Don't Buy Apple's One-Trick iPhone Pony

 

On Tuesday I described some reservations I have regarding the market's reaction to Apple's (AAPL) iPhone.

While some have criticized my pricing and keyboard concerns, the real objection seems to be to my statement that Apple's shares have benefited from a nearly $20 billion incremental rise in equity capitalization from last week's MacWorld announcement.

In actuality, that was being conservative. I would say there was more than $5 to $10 of pre-announcement hype built in to Apple's share price, and then the stock rose another $10. With 870 million shares outstanding, those two pops represent $4.3 billion to $8.7 billion and $8.7 billion, respectively, which is how I arrive at nearly $20 billion in hype.

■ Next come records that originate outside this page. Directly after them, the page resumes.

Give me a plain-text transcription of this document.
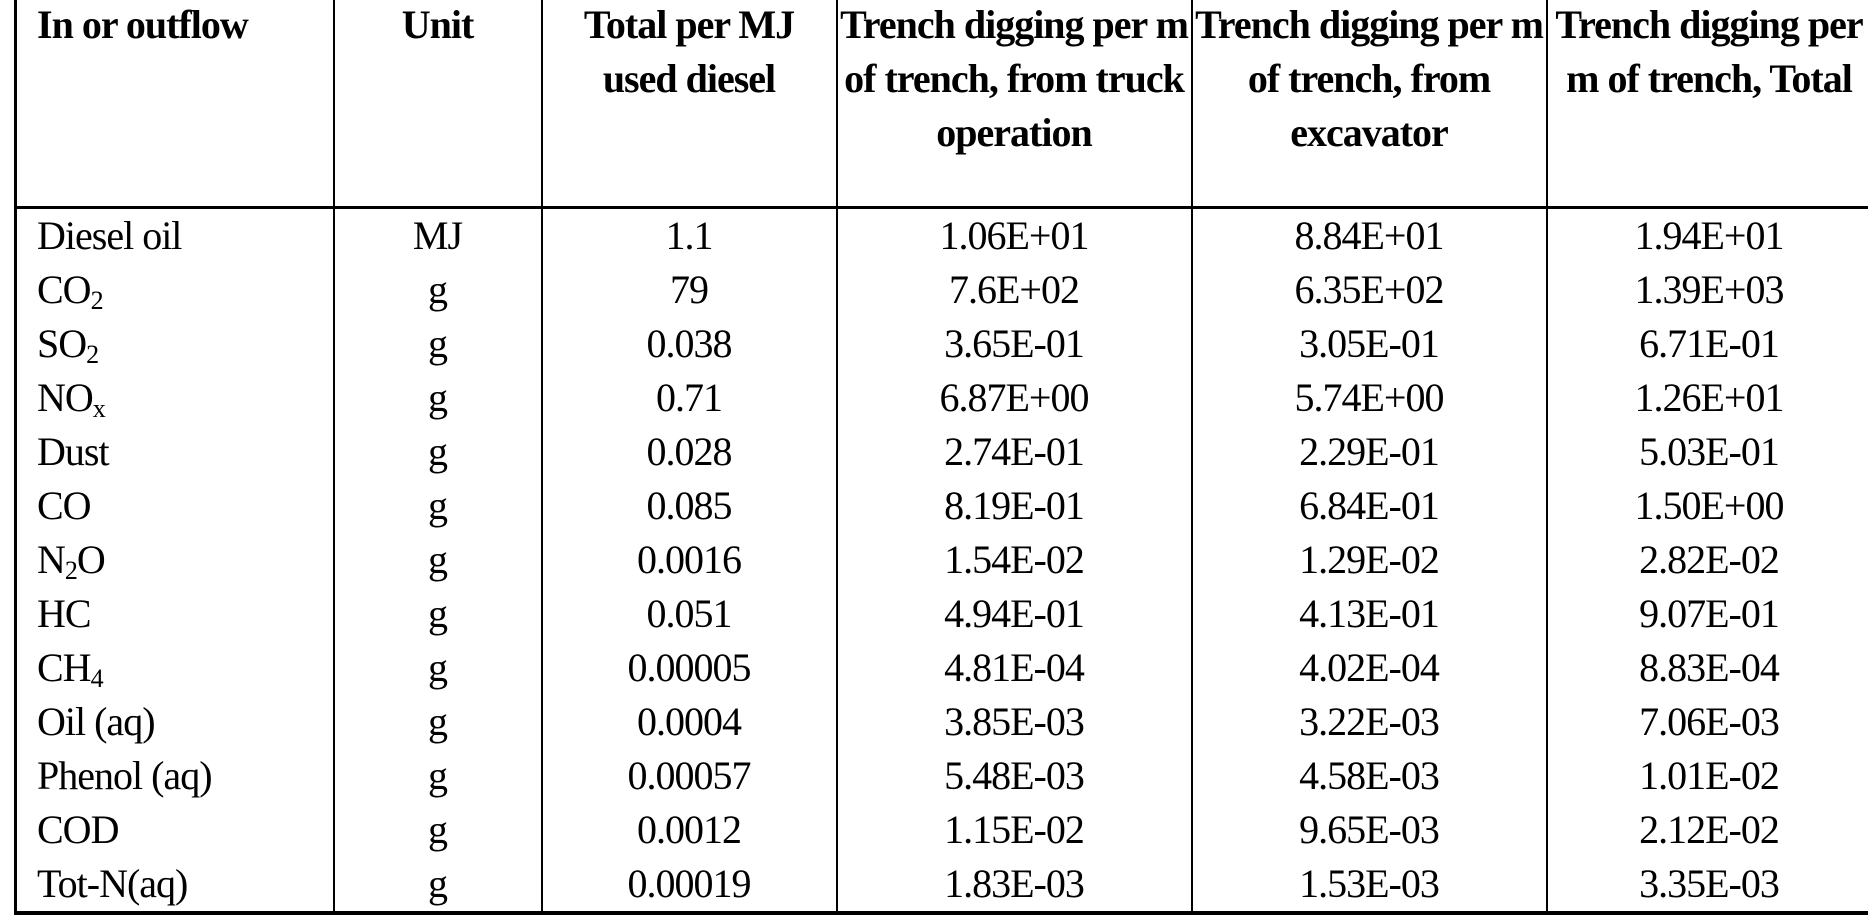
In or outflow	Unit	Total per MJ used diesel	Trench digging per m of trench, from truck operation	Trench digging per m of trench, from excavator	Trench digging per m of trench, Total
Diesel oil	MJ	1.1	1.06E+01	8.84E+01	1.94E+01
$CO_2$	g	79	7.6E+02	6.35E+02	1.39E+03
$SO_2$	g	0.038	3.65E-01	3.05E-01	6.71E-01
$NO_x$	g	0.71	6.87E+00	5.74E+00	1.26E+01
Dust	g	0.028	2.74E-01	2.29E-01	5.03E-01
CO	g	0.085	8.19E-01	6.84E-01	1.50E+00
$N_2O$	g	0.0016	1.54E-02	1.29E-02	2.82E-02
HC	g	0.051	4.94E-01	4.13E-01	9.07E-01
$CH_4$	g	0.00005	4.81E-04	4.02E-04	8.83E-04
Oil (aq)	g	0.0004	3.85E-03	3.22E-03	7.06E-03
Phenol (aq)	g	0.00057	5.48E-03	4.58E-03	1.01E-02
COD	g	0.0012	1.15E-02	9.65E-03	2.12E-02
Tot-N(aq)	g	0.00019	1.83E-03	1.53E-03	3.35E-03
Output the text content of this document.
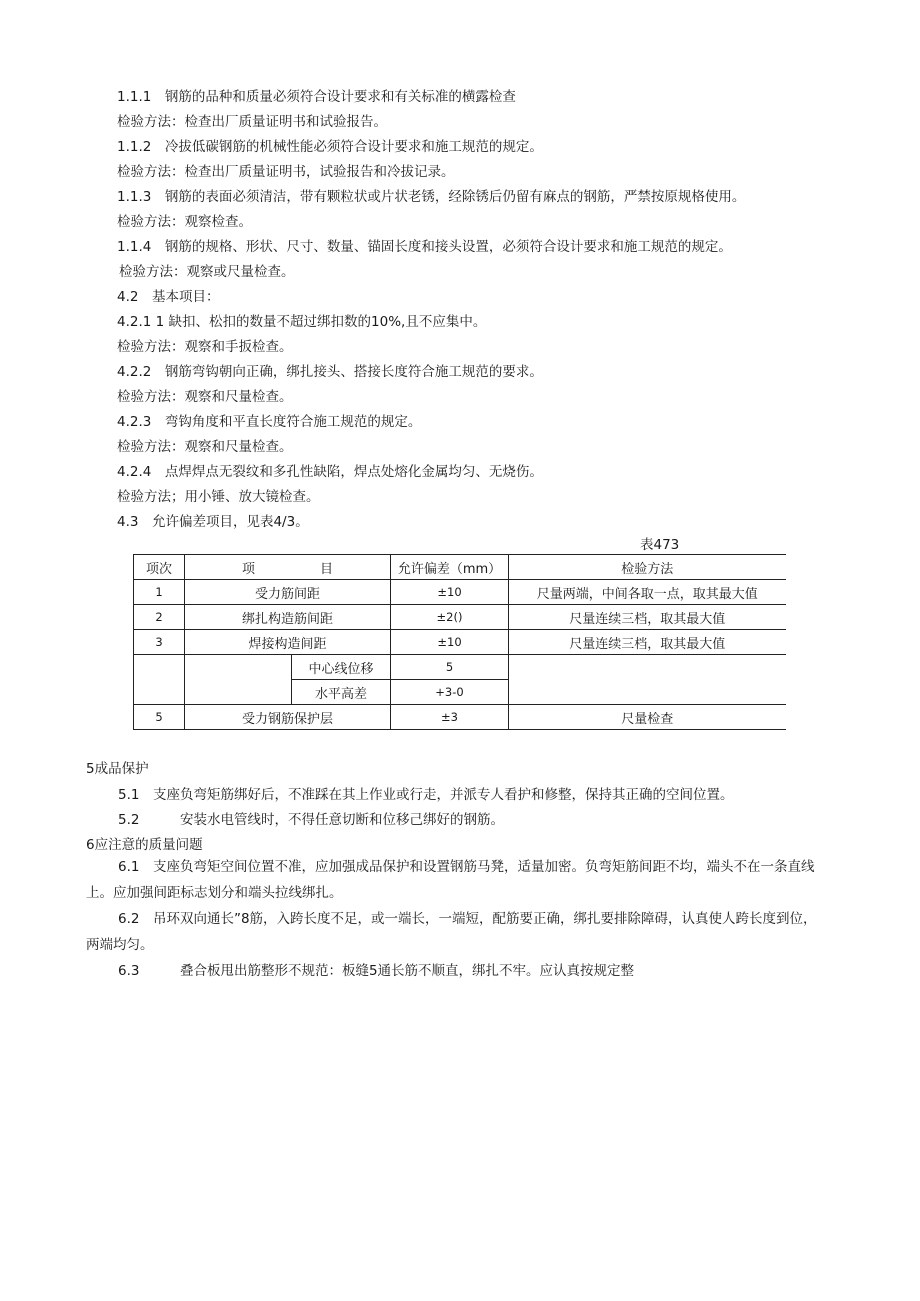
1.1.1　钢筋的品种和质量必须符合设计要求和有关标准的横露检查
检验方法：检查出厂质量证明书和试验报告。
1.1.2　冷拔低碳钢筋的机械性能必须符合设计要求和施工规范的规定。
检验方法：检查出厂质量证明书，试验报告和冷拔记录。
1.1.3　钢筋的表面必须清洁，带有颗粒状或片状老锈，经除锈后仍留有麻点的钢筋，严禁按原规格使用。
检验方法：观察检查。
1.1.4　钢筋的规格、形状、尺寸、数量、锚固长度和接头设置，必须符合设计要求和施工规范的规定。
检验方法：观察或尺量检查。
4.2　基本项目：
4.2.1 1 缺扣、松扣的数量不超过绑扣数的10%,且不应集中。
检验方法：观察和手扳检查。
4.2.2　钢筋弯钩朝向正确，绑扎接头、搭接长度符合施工规范的要求。
检验方法：观察和尺量检查。
4.2.3　弯钩角度和平直长度符合施工规范的规定。
检验方法：观察和尺量检查。
4.2.4　点焊焊点无裂纹和多孔性缺陷，焊点处熔化金属均匀、无烧伤。
检验方法；用小锤、放大镜检查。
4.3　允许偏差项目，见表4/3。
表473
项次	项　　　　　目		允许偏差（mm）	检验方法
1	受力筋间距		±10	尺量两端，中间各取一点，取其最大值
2	绑扎构造筋间距		±2()	尺量连续三档，取其最大值
3	焊接构造间距		±10	尺量连续三档，取其最大值
		中心线位移	5	
		水平高差	+3-0	
5	受力钢筋保护层		±3	尺量检查
5成品保护
5.1　支座负弯矩筋绑好后，不准踩在其上作业或行走，并派专人看护和修整，保持其正确的空间位置。
5.2　　　安装水电管线时，不得任意切断和位移己绑好的钢筋。
6应注意的质量问题
6.1　支座负弯矩空间位置不准，应加强成品保护和设置钢筋马凳，适量加密。负弯矩筋间距不均，端头不在一条直线上。应加强间距标志划分和端头拉线绑扎。
6.2　吊环双向通长”8筋，入跨长度不足，或一端长，一端短，配筋要正确，绑扎要排除障碍，认真使人跨长度到位，两端均匀。
6.3　　　叠合板甩出筋整形不规范：板缝5通长筋不顺直，绑扎不牢。应认真按规定整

I believe those who have objected to my view are wrong. Here's why.

Were it not for the success of the iPod, Apple's growth rate would have plunged over the last two years. (You could argue that the iPod's growth rate, too, is decelerating, albeit from a lofty rate of growth.)

If you doubt my assertions on Apple's non-iPod growth, turn to page 54 in Apple's 10k, which highlights the dollar and unit sales contributions by product line and geographic region.

From 2004-2006, iPod unit sales rose from 4 million to 39.4 million, representing unit gains of 75% in 2006 over 2005 (69% in revenue) and gains of 409% in 2005 over 2004 (248% in revenue). During the same period, Apple's desktop sales rose from 1.6 to 2.4 million units -- a loss of 3% in 2006 over 2005 (-3% in revenue) and a gain of 55% in 2005 over 2004 (45% in revenue) while Apple's portable products unit sales rose from 2.6 million units to 4.05 million units, representing unit gains of 42% in 2006 over 2005 (+43% in revenue) and unit gains of 11% in 2005 over 2004 (11% in revenue).